Many perennials respond well to deadheading too, and I’d encourage you to try it. Sage, for example, has a gorgeous flush of bloom and then produces those long, unattractive seed heads. If you keep them cut off, the sage will bloom for a long time. Same with Veronica. (I’m not so sure about Archie, though.) Most roses respond to deadheading and there’s a plant where you want to use your pruners.
Butterfly bush needs to be deadheaded so it will bloom all season. It generally flowers in threes, with a terminal bloom and one on each side. Make sure you don't clip off the side buds. It flowers and browns out quickly, so you may be deadheading every couple of days.

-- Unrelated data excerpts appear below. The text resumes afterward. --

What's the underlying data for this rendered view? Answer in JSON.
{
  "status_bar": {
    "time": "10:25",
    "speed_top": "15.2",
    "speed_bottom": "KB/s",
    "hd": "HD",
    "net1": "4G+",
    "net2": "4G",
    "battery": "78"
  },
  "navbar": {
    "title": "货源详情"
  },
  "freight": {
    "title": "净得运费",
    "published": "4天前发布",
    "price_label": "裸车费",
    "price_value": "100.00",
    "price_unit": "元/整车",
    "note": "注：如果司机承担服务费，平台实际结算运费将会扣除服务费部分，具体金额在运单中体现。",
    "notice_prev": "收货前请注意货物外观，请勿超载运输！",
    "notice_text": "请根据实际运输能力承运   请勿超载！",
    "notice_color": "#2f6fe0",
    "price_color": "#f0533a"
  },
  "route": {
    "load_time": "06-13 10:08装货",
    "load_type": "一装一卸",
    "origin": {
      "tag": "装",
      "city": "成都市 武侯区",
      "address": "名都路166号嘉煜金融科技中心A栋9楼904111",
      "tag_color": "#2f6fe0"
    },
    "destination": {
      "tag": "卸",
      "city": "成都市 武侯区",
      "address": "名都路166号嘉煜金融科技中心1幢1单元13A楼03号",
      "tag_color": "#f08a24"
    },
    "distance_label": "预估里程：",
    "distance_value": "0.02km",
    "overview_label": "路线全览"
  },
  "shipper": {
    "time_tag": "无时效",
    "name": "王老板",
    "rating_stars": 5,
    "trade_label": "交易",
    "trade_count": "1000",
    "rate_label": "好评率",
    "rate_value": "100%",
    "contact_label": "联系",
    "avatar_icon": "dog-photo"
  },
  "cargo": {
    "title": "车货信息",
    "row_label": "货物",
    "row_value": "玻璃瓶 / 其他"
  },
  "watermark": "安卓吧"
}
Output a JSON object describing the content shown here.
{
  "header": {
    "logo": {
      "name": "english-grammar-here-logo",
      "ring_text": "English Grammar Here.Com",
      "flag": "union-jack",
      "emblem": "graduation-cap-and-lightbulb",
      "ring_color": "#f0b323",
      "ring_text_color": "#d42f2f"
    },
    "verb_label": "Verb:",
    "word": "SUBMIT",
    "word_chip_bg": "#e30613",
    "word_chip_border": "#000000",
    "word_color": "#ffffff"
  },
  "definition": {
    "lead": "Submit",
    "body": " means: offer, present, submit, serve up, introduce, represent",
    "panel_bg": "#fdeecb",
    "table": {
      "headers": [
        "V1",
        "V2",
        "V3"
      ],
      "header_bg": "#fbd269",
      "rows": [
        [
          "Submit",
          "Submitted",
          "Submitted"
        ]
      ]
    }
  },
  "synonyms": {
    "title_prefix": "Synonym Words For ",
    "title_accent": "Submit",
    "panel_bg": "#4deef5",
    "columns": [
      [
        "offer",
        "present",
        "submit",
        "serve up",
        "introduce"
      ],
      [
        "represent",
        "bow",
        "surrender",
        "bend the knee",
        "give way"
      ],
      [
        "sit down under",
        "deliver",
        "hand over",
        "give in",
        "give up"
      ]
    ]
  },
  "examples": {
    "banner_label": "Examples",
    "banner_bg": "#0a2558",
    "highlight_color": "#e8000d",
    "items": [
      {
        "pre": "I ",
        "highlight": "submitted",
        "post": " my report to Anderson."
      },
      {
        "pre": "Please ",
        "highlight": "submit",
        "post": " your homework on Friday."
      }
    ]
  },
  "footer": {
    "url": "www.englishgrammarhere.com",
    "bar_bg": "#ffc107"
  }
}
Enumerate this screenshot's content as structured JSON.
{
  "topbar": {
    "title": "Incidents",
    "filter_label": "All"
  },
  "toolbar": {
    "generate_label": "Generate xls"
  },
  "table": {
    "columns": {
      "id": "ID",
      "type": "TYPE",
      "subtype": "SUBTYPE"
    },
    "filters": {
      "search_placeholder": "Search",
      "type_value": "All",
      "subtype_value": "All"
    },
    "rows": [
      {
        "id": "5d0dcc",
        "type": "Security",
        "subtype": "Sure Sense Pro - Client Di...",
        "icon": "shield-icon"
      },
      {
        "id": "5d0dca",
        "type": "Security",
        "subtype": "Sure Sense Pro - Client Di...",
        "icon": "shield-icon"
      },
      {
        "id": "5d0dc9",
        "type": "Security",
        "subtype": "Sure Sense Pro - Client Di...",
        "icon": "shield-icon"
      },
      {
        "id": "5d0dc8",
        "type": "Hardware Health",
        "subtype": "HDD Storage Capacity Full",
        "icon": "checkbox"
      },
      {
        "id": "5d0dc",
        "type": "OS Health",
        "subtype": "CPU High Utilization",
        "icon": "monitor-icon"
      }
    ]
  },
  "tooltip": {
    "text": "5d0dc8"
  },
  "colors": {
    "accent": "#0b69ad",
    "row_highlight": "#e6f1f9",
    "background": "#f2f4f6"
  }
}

Some perennials, however, won’t rebloom even if you deadhead till the cows come home. All you’ll get is a yard full of cows and a plant with nothing but foliage. Milkweed is one of these. I have a gorgeous orange milkweed planted next to my Veronica. The Veronica will rebloom if I deadhead it, but not the milkweed.
Deadheading is important too when you have plants that self seed. I like Echinacea (Coneflower), but they self seed like crazy in my yard. I deadhead most of them to forestall massive weeding in the next spring and summer, but I do leave a few seedheads because Goldfinches like them. In fact, the more native plants you put in, the more butterflies and birds you'll attract to your garden. But that's another blog.